RESULTS: 55 patients were included. Mean age was 72 years (range 52-85 years) and 85% were men. Mean preoperative aneurysm diameter was 60 mm (range 44-86 mm). 139 vessels were targeted with scallops (44)/fenestrations (95) and 100 stents/stentgrafts were placed. Target vessel catheterization was achieved in 99% of cases. 3 patients (5.5%) died within 30 days, 2 from trash embolization and multiorgan failure and 1 from retroperitoneal bleeding caused by a renal artery perforation. 3 type 1 endoleaks occurred intraoperatively, 2 sealed pre discharge and 1 was treated with a Palmaz stent on postoperative day 4. 13 patients had type 2 endoleak, 2 required treatment. The median clinical follow-up was 20 months (range 0.5-60 months) with median CT follow-up 13 months (range 0-50 months). Aneurysm diameter decreased by 5 mm or more in 50% of patients at 1 year. 96 percent of target vessels remained patent during the study period. 5 target vessels occluded (2 RA and 3 SMA) without symptoms during follow-up and successful reinterventions were done on 2 stenosed RA. 3 patients suffered creatinine increase but none needed dialysis. 1 late aneurysm related death occurred due to massive bleeding during redo surgery for infection.

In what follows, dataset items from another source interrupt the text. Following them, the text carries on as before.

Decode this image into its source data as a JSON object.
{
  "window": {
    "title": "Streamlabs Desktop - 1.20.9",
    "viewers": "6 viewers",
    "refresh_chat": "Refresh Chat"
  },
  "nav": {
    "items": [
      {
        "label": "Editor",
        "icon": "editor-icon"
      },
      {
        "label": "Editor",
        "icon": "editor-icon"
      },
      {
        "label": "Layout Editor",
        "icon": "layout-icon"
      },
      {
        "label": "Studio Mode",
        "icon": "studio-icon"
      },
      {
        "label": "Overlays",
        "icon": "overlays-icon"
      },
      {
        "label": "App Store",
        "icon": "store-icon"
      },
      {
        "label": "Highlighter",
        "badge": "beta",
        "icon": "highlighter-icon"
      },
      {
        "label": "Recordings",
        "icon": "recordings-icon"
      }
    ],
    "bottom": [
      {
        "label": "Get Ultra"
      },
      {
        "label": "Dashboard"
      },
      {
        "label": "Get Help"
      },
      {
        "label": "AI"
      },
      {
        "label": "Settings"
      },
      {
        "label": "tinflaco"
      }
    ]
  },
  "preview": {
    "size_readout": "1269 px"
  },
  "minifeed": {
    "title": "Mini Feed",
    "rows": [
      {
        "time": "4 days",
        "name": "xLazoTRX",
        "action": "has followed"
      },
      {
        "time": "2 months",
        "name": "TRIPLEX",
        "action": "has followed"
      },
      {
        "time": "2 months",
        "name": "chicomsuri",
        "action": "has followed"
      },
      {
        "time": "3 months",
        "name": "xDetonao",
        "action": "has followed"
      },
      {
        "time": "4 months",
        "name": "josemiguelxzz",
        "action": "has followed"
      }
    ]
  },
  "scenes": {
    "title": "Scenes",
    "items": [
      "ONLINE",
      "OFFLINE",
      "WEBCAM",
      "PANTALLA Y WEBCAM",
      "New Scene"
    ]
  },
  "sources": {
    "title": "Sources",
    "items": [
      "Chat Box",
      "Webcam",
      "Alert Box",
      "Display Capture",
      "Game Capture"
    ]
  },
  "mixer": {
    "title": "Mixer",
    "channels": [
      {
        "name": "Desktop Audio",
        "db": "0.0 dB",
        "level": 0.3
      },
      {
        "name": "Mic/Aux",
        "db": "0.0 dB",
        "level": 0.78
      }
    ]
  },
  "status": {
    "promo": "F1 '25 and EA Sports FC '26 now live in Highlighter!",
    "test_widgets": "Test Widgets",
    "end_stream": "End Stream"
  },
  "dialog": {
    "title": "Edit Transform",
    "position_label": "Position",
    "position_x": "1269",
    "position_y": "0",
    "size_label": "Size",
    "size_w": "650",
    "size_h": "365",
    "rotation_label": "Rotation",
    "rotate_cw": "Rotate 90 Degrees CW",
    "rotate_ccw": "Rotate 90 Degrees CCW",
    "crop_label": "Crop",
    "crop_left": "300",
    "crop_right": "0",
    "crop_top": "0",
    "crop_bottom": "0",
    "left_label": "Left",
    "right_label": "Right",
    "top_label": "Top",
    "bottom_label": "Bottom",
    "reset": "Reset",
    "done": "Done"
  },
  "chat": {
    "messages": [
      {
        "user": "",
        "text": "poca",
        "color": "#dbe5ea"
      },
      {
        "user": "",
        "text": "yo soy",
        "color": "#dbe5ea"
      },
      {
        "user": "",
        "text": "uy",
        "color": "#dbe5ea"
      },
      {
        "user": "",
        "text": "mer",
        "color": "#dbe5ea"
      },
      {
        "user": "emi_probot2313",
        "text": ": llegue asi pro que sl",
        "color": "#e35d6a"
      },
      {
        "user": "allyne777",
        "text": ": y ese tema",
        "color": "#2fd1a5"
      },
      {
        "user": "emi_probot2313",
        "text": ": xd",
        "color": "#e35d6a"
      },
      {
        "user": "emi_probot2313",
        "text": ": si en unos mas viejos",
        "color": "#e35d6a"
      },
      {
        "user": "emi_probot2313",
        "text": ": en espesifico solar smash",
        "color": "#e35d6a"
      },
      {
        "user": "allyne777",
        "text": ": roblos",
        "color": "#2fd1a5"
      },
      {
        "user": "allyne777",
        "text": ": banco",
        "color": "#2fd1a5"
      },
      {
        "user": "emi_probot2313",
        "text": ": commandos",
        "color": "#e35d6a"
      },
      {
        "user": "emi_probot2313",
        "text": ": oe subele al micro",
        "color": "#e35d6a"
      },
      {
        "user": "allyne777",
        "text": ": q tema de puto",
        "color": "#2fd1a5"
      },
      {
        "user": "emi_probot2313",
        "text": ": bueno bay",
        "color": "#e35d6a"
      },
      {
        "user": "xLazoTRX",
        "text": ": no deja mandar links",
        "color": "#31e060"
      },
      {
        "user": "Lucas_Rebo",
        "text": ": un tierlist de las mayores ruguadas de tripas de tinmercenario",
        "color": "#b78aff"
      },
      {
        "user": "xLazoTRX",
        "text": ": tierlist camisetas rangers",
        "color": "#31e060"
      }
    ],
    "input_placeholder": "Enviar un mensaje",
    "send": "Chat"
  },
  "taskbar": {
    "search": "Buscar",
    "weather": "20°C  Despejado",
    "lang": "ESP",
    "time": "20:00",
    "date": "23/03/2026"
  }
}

CONCLUSIONS: Patients with complex juxtarenal aortic aneurysms carry a higher risk of open surgery compared to standard infrarenal aneurysm repair. In the current series all patients were unfit for open repair. Despite complex anatomy or severe comorbidities in these patients, fenestrated endovascular aortic repair has excellent short- and midterm results and offer a valid treatment alternative to patients unsuitable for standard EVAR or open repair.
AUTHOR DISCLOSURES: T. Kristmundsson, None; K. Ivancev, None; M. Malina, None; B. Sonesson, None; K. Björses, None; N. Dias, None; T. Resch, None.